Ein Grund zur Sorge war die Reaktion der Regierung auf Covid-19. Einige Sicherheitsmaßnahmen, die von den Behörden zur Eindämmung der Pandemie beschlossen wurden, wirkten sich unmittelbar auf öffentliche Gottesdienste aus. So erklärte beispielsweise Pater Peter Konteh, Direktor der Caritas in Freetown, in Bezug auf die Einschränkung von Gottesdiensten: „Die Maßnahmen waren ungerecht, da Kirchen geschlossen wurden, trotz der Einführung von Schutzmaßnahmen wie Abstandsregelungen, Verringerung der Kapazitäten sowie dem Angebot zusätzlicher Gottesdienste ... während Restaurants, Schulen usw. weiterhin geöffnet blieben.“
Am 19. August 2022, nachdem es aufgrund des drastischen Anstiegs der Lebenshaltungskosten zu tödlichen Protesten gegen die Regierung gekommen war, rief der Apostolische Administrator der Diözese Makeni, Bischof Natale Paganelli, die Regierung und die Bevölkerung auf, sich um einen friedlichen Dialog zu bemühen und das Gemeinwohl in den Vordergrund zu stellen.
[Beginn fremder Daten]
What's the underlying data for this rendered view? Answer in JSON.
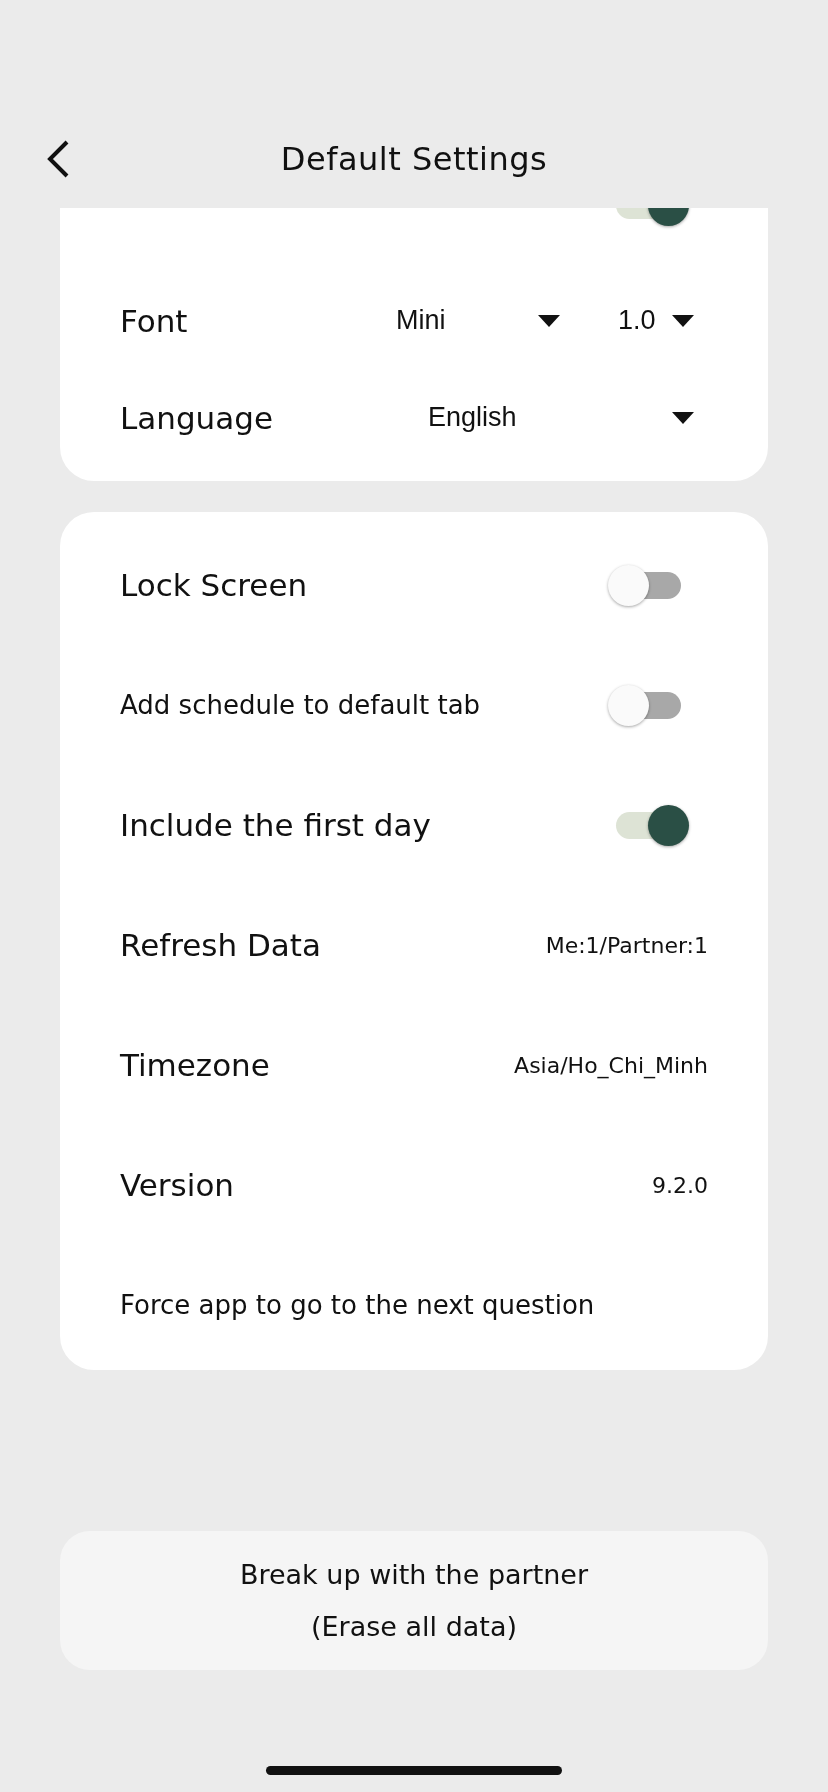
{
  "header": {
    "title": "Default Settings"
  },
  "display_card": {
    "rows": [
      {
        "kind": "toggle",
        "on": true
      },
      {
        "kind": "dual_select",
        "label": "Font",
        "selects": [
          "Mini",
          "1.0"
        ]
      },
      {
        "kind": "select",
        "label": "Language",
        "value": "English"
      }
    ]
  },
  "general_card": {
    "rows": [
      {
        "kind": "toggle",
        "label": "Lock Screen",
        "on": false
      },
      {
        "kind": "toggle",
        "label": "Add schedule to default tab",
        "on": false
      },
      {
        "kind": "toggle",
        "label": "Include the first day",
        "on": true
      },
      {
        "kind": "value",
        "label": "Refresh Data",
        "value": "Me:1/Partner:1"
      },
      {
        "kind": "value",
        "label": "Timezone",
        "value": "Asia/Ho_Chi_Minh"
      },
      {
        "kind": "value",
        "label": "Version",
        "value": "9.2.0"
      },
      {
        "kind": "link",
        "label": "Force app to go to the next question"
      }
    ]
  },
  "erase_button": {
    "lines": [
      "Break up with the partner",
      "(Erase all data)"
    ]
  }
}
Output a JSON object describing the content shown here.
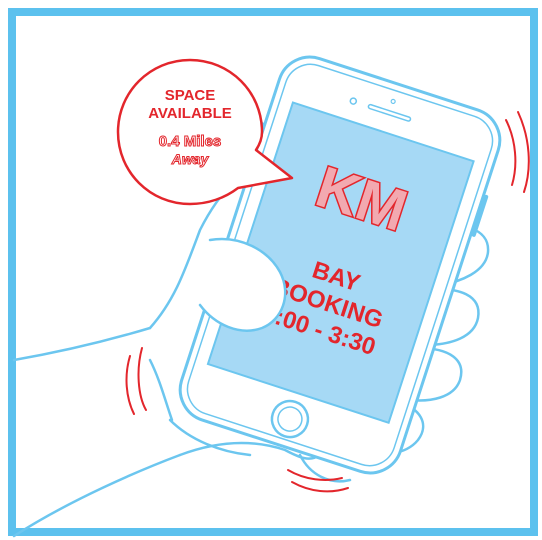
{
  "colors": {
    "frame": "#5cc1ee",
    "line": "#6cc6ef",
    "screen": "#a6d9f5",
    "accent": "#e3262c"
  },
  "bubble": {
    "title_line1": "SPACE",
    "title_line2": "AVAILABLE",
    "distance_line1": "0.4 Miles",
    "distance_line2": "Away"
  },
  "phone": {
    "logo": "KM",
    "line1": "BAY",
    "line2": "BOOKING",
    "line3": "3:00 - 3:30"
  }
}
Perspektiven für die Religionsfreiheit
Die Perspektiven für die Religionsfreiheit bleiben in Sierra Leone positiv, woran sich wohl auch in naher Zukunft nichts ändern dürfte. Da die Hauptursache für die sozialen Unruhen das hohe Maß an wirtschaftlicher Ungleichheit ist, spielen religiöse Akteure eine wichtige Rolle im Bereich Bildung sowie der Stärkung der Zivilgesellschaft.